Митинг был назначен на полдень. Власти подгадали под перерыв: не хотели терять рабочее время. И то верно. Когда Ожегов подъехал к трибуне, здесь находились одни милиционеры — в форме и, черт возьми, переодетые. Ветер дышал в микрофоны, включенные почему-то заранее. Казалось, земля дышала в микрофоны, не решаясь на первое слово в честь новоселья. Будто чувства в ее душе не поддавались никакой обработке и их невозможно было произнести как торжественную речь по такому торжественному случаю.
Подкатили обкомовские «Волги». Из одной вышел писатель и редактор, ненавистный капитану Ожегову. Он, писатель и редактор, распахнул курточку и внимательно посмотрел на трибуну сквозь темные очки. Участковый сразу понял, кто будет говорить речь…
Начальство в ожидании народа с комбината курило, по-простому сплевывая. Седые, семидесятилетние пузаны щурились на солнце. Это они, как писал в передовицах редактор, выполняли нечеловечески трудную работу, тянули область в передовые и не знали ни сна ни покоя. Это они переносили вместе с народом «временные трудности» и так же, как народ, недоедали, но работали и работали на благо Родины… Ожегов всегда кривился, точно от боли, читая подобные передовицы, и хрипел: «Титанический труд… Но я на пятом десятке выбегался, как борзая, а вы на восьмом работаете за семерых! Это откуда ж такое вдохновение берется?» Капитан Ожегов жег избранных старцев своею прямотой, но про себя. Он-то понимал, что на восьмом десятке не могло быть никакой не то что титанической работы, но и самой незначительной… Такая дряхлость, дай бог ноги передвигать и не подкоситься от слабости в коленках перед трибуной… Какая уж там работа! Быть бы живу… Но почему-то в городе не спешили обновлять, омолаживать, что ли, руководство, а старцы даже речи не могли говорить — принуждали писателя и редактора, и тот охотно исполнял их волю. Даже гордился, что он, по сути дела, а не старцы Глава… Он здесь говорит и там говорит — люди видят перед собой только его, говорящего с ними. Сегодня он тоже скажет… Ему бы писать, ему бы отдавать всю душу и все силы творчеству, но нет, он пишет и творит урывками, как бы между речами, — в этом его, может быть, гибель…

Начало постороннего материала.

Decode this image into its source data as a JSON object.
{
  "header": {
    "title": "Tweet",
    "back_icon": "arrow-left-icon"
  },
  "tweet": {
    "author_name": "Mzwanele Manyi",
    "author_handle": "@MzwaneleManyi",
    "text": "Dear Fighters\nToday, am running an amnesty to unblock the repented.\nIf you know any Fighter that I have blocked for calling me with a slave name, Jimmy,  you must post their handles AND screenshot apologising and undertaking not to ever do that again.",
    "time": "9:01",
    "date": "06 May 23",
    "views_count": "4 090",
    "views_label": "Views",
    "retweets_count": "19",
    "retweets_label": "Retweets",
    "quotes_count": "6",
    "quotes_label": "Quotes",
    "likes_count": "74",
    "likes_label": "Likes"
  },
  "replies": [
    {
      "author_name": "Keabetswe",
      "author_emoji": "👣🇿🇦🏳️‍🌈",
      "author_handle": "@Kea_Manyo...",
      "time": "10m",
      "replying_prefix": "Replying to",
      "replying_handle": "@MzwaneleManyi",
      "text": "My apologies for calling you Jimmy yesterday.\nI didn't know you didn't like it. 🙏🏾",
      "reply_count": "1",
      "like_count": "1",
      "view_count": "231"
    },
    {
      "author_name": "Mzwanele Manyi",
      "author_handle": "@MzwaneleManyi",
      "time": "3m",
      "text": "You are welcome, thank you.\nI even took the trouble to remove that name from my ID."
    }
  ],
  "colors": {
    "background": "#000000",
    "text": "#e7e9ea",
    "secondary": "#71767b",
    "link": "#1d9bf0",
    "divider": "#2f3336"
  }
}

А народ уже вытесняли из проходной, люди нехотя, с ропотом приближались к трибуне. Они шли сюда из уважения к личности начальника — это тоже врожденное, что ли, качество, перешедшее к людям от матерей и отцов, подчинявшихся слепо в свое время авторитету «своих» избранников. Но ныне это качество как бы рассосалось в крови, сходя на нет: люди продолжали уважать, но по инерции. Душа уже не могла ликовать при виде высокопоставленного лица… И вот шли они, торкаясь друг о друга, роптали и ворчали на тех, кто пытался поскорее согнать их к трибуне. Люди шли на встречу с теми, чьи бронзовые бюсты маячили по всему краю; потому у людей создавалось такое впечатление, что их гнали на встречу с умершими. Да, да, люди-то привыкли за многие века видеть подобное увековечивание только на могилах знатных людей, а тут — раздвоенность такая: бюст видели, но и человек, оказывается, живой. Они никак не могли привыкнуть к бюстам и памятникам, устанавливаемым то там, то здесь разным персонам еще при жизни.